Les époux Z... n'ont pas fourni d'observations à la suite de la réouverture des débats.


SUR CE
LA COUR


Sur l'application de la clause pénale

Alors que la clause pénale du contrat de vente en état de futur achèvement réserve expressément sa charge à "la partie responsable de la résolution du contrat", le jugement entrepris n'a pu, en présence de cette stipulation claire et non équivoque, sans constater ni ordonner la résolution du contrat, laquelle n'est nullement intervenue et n'a pas été demandée par les époux Z..., condamner la SCI Bussy à leur verser, au titre de la clause pénale 10 % du prix de vente, soit la somme de 22 202 €.

Le jugement entrepris sera donc nécessairement infirmé de ce chef.

Sur le préjudice des époux Z...

Le bien, qui était destiné à la location, n'a pu être mis sur le marché qu'avec 16 mois de retard, compte tenu du retard de livraison. Ce sont ces 16 mois de loyer que réclament les époux Z... au titre du préjudice "financier"qu'ils allèguent ; toutefois, ils ne peuvent légitimement se prévaloir, du fait de retard de livraison, que de la perte de chance de louer plus tôt le bien et non de la totalité des loyers qu'ils auraient pu percevoir sur une période égale au retard de livraison. Le préjudice indemnisable s'entend de la perte des loyers sans qu'il y ait lieu de déduire des frais de gestion ou d'usure hypothétiques ; en revanche, il doit être tenu compte des frais d'entretien de l'immeuble qui auraient été inévitablement exposés par les propriétaires dès la livraison.

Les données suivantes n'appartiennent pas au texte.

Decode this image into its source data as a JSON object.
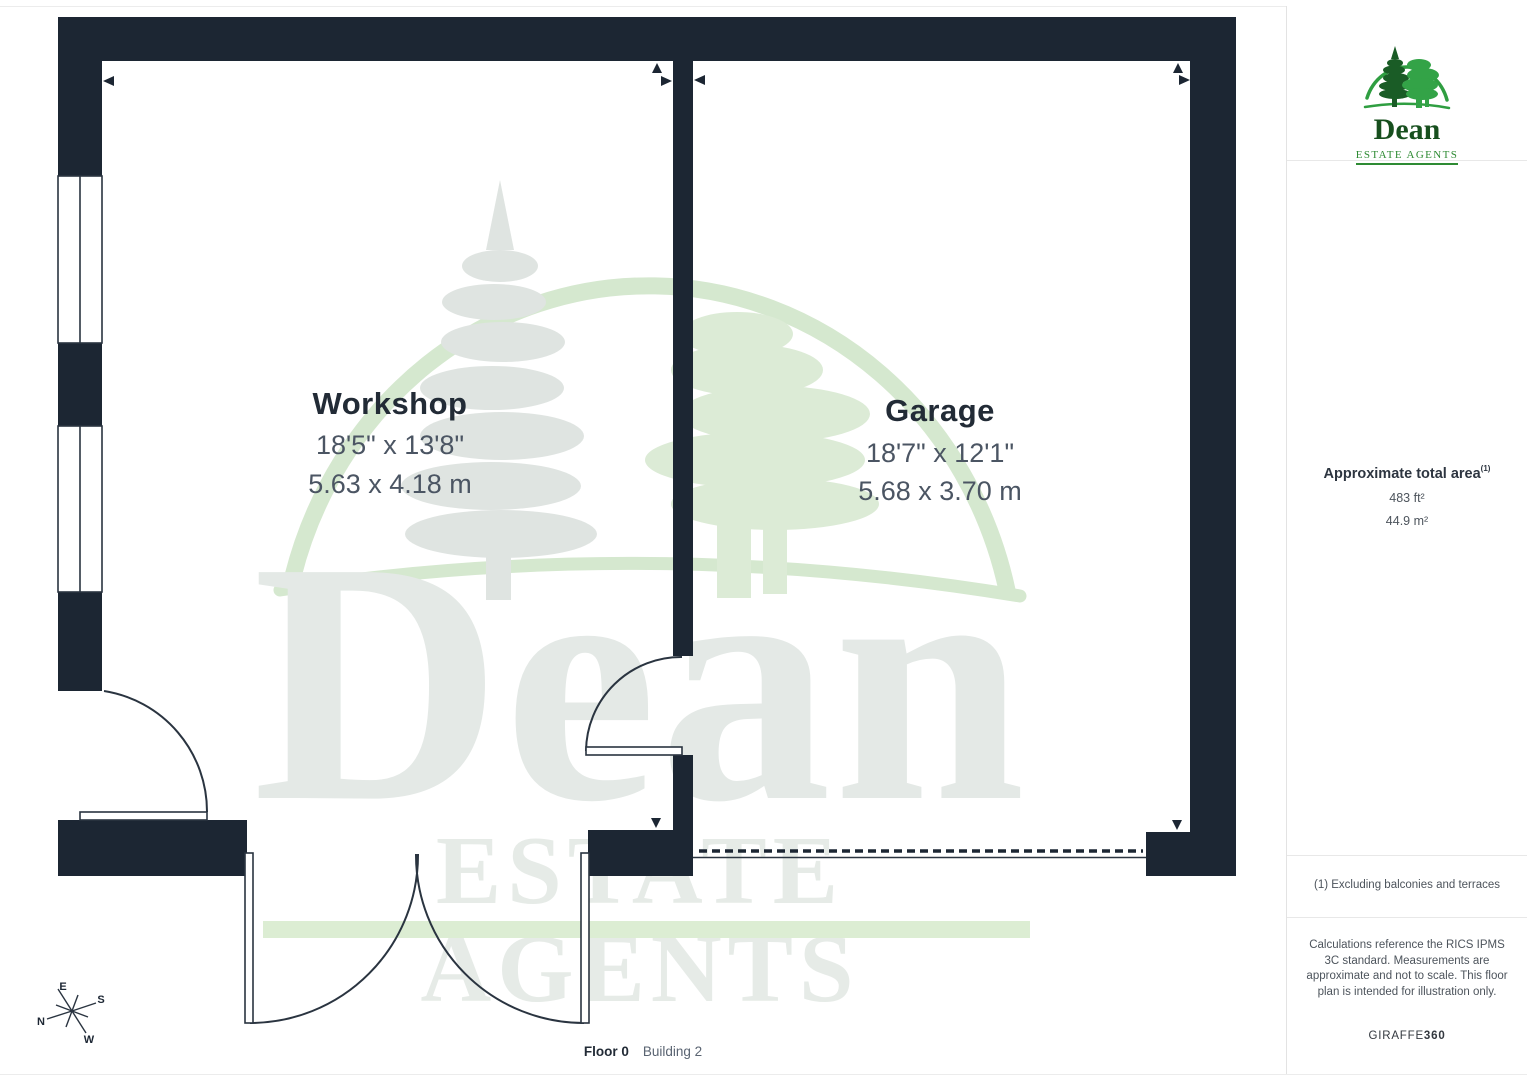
{
  "brand": {
    "name": "Dean",
    "subtitle": "ESTATE AGENTS"
  },
  "watermark": {
    "name": "Dean",
    "subtitle": "ESTATE AGENTS"
  },
  "rooms": [
    {
      "name": "Workshop",
      "dimensions_imperial": "18'5\" x 13'8\"",
      "dimensions_metric": "5.63 x 4.18 m"
    },
    {
      "name": "Garage",
      "dimensions_imperial": "18'7\" x 12'1\"",
      "dimensions_metric": "5.68 x 3.70 m"
    }
  ],
  "sidebar": {
    "area_title": "Approximate total area",
    "area_footnote_marker": "(1)",
    "area_imperial": "483 ft²",
    "area_metric": "44.9 m²",
    "footnote": "(1) Excluding balconies and terraces",
    "disclaimer": "Calculations reference the RICS IPMS 3C standard. Measurements are approximate and not to scale. This floor plan is intended for illustration only.",
    "provider": "GIRAFFE",
    "provider_suffix": "360"
  },
  "footer": {
    "floor_label": "Floor 0",
    "building_label": "Building 2"
  },
  "compass": {
    "n": "N",
    "e": "E",
    "s": "S",
    "w": "W"
  },
  "colors": {
    "wall": "#1c2633",
    "plan_line": "#2a3440",
    "brand_green": "#2f9e41",
    "brand_dark_green": "#174f1e",
    "watermark_text": "#e4e9e6",
    "watermark_band": "#dcedd3",
    "text_dark": "#222b36",
    "text_dim": "#4b5563",
    "text_muted": "#4d545c",
    "divider": "#e8e8e8"
  }
}
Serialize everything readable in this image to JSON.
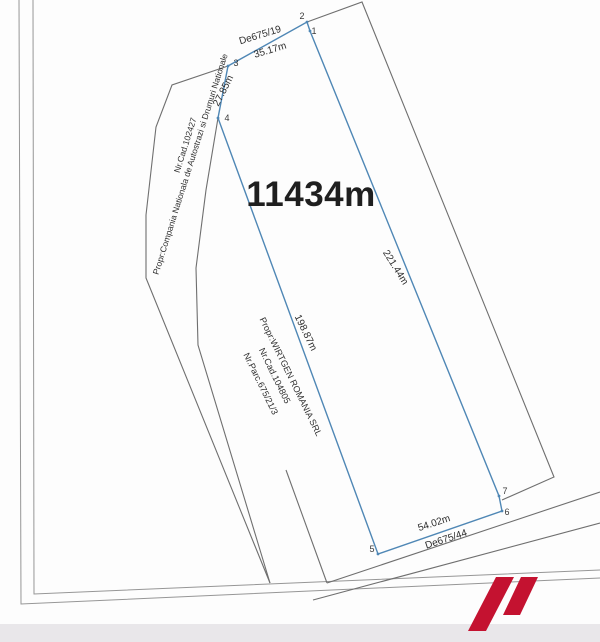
{
  "plan": {
    "area_label": "11434m",
    "owner_parcel": {
      "owner": "Propr:WIRTGEN ROMANIA SRL",
      "cadastral_no": "Nr.Cad.104805",
      "parcel_no": "Nr.Parc.675/21/3"
    },
    "neighbor_parcel": {
      "owner": "Propr:Compania Nationala de Autostrazi si Drumuri Nationale",
      "cadastral_no": "Nr.Cad.102427"
    },
    "roads": {
      "top_road": "De675/19",
      "bottom_road": "De675/44"
    },
    "dimensions": {
      "top": "35.17m",
      "upper_left": "27.85m",
      "right": "221.44m",
      "left": "198.87m",
      "bottom": "54.02m"
    },
    "points": {
      "p1": "1",
      "p2": "2",
      "p3": "3",
      "p4": "4",
      "p5": "5",
      "p6": "6",
      "p7": "7"
    }
  },
  "colors": {
    "parcel_outline": "#4f87b5",
    "boundary": "#6f6f6f",
    "frame": "#969696",
    "logo_red": "#c41230",
    "footer_band": "#e9e7ea"
  }
}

Compte tenu des caractéristiques du bien objet de la vente et de la prévision de loyer à 790 € par mois qui n'apparaît pas excessive, la Cour dispose des éléments nécessaires à la fixation du préjudice né de cette perte de chance à la somme de 10 000 €, qui sera allouée aux époux Z... à titre de dommages et intérêts.

Sur les autres demandes

Le jugement doit être approuvé d'avoir condamné les époux Z... à payer à la SCI Bussy le solde de prix de vente de 11 101 € qu'ils avaient retenu.

Le jugement a exactement statué sur les dépens et l'indemnité de procédure, en raison du fait que la SCI Bussy a succombé à titre principal en première instance.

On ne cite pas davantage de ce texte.